NEW YORK KNICKS 89:98 WASHINGTON WIZARDS
– Knicks nie wygrywają w domu, więc może na wyjeździe..? Nie. John Wall po raz pierwszy w swojej karierze rzucił w dwóch kolejnych meczach ponad 30 punktów (dziś 31 pkt, 7 ast, 10-18 FG, 10-11 FT), a najlepszy mecz w nowych barwach rozegrał Marcin Gortat (16 pkt, 17 zb, 7 w ataku, 8-11 FG), będąc o jedną zbiórkę od wyrównania rekordu kariery, i Nowojorczycy przegrali po raz piąty z rzędu. Bilansu 3-9 aż nie chce się podawać. Chluba Atlantic Division. Tak długiej serii porażek Knicks nie mieli od marca 2012 roku.
– Wall w tym i poprzednim meczu rzucił razem 68 punktów na skuteczności z gry 25-39. Czyżby właśnie przejmował ten sezon dla Waszyngtonu? Nie wiem, kiedy to minęło, ale to już jego czwarty sezon w NBA i czas już wreszcie się pokazać, najlepiej w play-offach. Na razie Wall stał się pierwszym Czarodziejem z 30 punktami rzuconymi w dwóch kolejnych dniach od 2007 roku (Antawn Jamison). Dobry mecz miał również Martell Webster (19 pkt), który trafił aż 5 z 10 rzutów za trzy. Bradley Beal znów był nieskuteczny (7-19 FG, 1-7 3pt), ale swoje 18/5/6 zrobił.
– Nie wiem, co jest dla Knicks gorsze – to, że mają drugi najgorszy na Wschodzie bilans 3-9 (razem z Brooklynem, to jednak Nowy Jork), czy to, że teraz czeka ich trzymeczowa seria wyjazdowa na Zachodzie w Portland, Los Angeles (Clippers) i Denver. To nie jest terminarz sprzyjający szybkiemu przełamaniu, czego Knicks w tej chwili potrzebują najbardziej. Carmelo Anthony zdobył 23 punkty i zebrał 12 piłek, ale nikt już na to nie zwraca uwagi. Jeśli już coś przyciąga uwagę statystyka, to głównie te zbiórki – pod tym względem Melo rozgrywa zdecydowanie najlepszy sezon w karierze, ocierając się o 10 zebranych piłek na mecz! Poprzedni rekord kariery to 7.4 rpg. JR Smith zdobył 15 punktów i nawet nie ceglił tak bardzo z gry (6-14), ale co ciekawe spudłował wszystkie cztery rzuty osobiste. Amare Stoudemire miał 12 punktów na 5-5 z gry, a Andrea Bargnani zanotował 11/4/5, choć jego łączna skuteczność w tym i poprzednim meczu to fatalne 9-30.

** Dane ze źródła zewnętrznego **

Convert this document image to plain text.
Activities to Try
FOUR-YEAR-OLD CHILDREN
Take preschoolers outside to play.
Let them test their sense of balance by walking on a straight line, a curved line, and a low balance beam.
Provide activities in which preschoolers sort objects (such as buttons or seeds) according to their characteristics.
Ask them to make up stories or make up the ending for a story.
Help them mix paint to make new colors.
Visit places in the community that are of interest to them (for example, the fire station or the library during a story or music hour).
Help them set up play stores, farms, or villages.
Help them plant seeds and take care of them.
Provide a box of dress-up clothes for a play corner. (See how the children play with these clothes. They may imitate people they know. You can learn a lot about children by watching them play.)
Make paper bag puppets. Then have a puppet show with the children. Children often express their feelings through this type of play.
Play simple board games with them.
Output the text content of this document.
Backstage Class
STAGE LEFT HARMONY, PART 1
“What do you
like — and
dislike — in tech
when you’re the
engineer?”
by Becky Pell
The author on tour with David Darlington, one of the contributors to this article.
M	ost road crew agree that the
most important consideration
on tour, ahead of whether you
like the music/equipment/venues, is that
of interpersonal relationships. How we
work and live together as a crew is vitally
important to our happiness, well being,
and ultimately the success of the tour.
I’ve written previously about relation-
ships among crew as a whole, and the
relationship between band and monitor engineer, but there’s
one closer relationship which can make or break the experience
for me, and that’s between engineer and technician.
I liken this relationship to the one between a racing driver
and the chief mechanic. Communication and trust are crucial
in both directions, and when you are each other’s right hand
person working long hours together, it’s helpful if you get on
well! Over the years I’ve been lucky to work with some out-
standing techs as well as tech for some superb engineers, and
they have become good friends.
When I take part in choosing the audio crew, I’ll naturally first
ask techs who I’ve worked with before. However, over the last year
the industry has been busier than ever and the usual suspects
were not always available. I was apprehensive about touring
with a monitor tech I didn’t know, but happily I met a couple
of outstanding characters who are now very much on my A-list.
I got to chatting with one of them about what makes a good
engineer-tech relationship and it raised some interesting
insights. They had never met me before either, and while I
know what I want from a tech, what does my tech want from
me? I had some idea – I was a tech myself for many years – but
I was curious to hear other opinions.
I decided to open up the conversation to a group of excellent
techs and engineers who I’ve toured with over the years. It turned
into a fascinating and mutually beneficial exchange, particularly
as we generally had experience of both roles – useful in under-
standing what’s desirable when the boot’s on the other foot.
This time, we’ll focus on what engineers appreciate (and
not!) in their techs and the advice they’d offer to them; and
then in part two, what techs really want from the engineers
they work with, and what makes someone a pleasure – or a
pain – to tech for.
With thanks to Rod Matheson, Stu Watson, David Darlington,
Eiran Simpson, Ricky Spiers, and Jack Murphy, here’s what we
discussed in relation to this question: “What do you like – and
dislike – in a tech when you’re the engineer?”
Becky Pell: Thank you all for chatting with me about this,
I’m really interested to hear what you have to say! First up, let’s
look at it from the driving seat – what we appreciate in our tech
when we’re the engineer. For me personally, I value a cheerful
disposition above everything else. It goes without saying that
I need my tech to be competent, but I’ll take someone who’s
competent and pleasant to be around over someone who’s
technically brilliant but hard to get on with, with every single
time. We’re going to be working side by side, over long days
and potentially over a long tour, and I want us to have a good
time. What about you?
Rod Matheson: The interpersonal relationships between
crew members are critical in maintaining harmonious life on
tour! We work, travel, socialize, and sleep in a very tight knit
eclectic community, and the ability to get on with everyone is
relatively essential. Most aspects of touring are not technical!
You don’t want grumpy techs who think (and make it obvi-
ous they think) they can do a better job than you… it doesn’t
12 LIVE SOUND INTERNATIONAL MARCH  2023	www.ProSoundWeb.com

BOSTON CELTICS 94:87 ATLANTA HAWKS
– Gdy po trzech kwartach Hawks prowadzili 10 punktami, wydawało się, że to oni wygrają, a Celtics zaliczą kolejną porażkę. Nic z tego – goście z Beantown wygrali niespodziewanie czwartą odsłonę aż 30:13 i przerwali passę sześciu przegranych. Jeśli dobrze pamiętacie, poprzednią dłuższą serię – czterech porażek – C’s zakończyli w świetnym stylu, wygrywając po niej cztery kolejne spotkania. Czyli teraz czas na sześć zwycięstw?
– Najlepszym strzelcem zespołu Celtów był Brandon Bass (17 pkt, 7 zb). Skrzydłowy po raz dziewiąty w swojej karierze (a czwarty w tym sezonie) został samodzielnym liderem swojej drużyny w liczbie zdobytych punktów. Bilans jego zespołu w tym przypadku to 8-1. Jeff Green dołożył 16 punktów i 5 zbiórek, o zbiórkę od double-double był Jared Sullinger (15 pkt). Po 12 punktów zdobyli Avery Bradley i Jordan Crawford. Ten drugi miał również nie tylko 10 asyst, ale też aż 10 punktów zdobył w decydującej czwartej kwarcie (skończył z 3-9 z gry, 0-4 za trzy, 6-8 z linii). Celtics w czwartej kwarcie oddali i trafili więcej rzutów wolnych (11-14) niż Atlanta w całym meczu (10-12).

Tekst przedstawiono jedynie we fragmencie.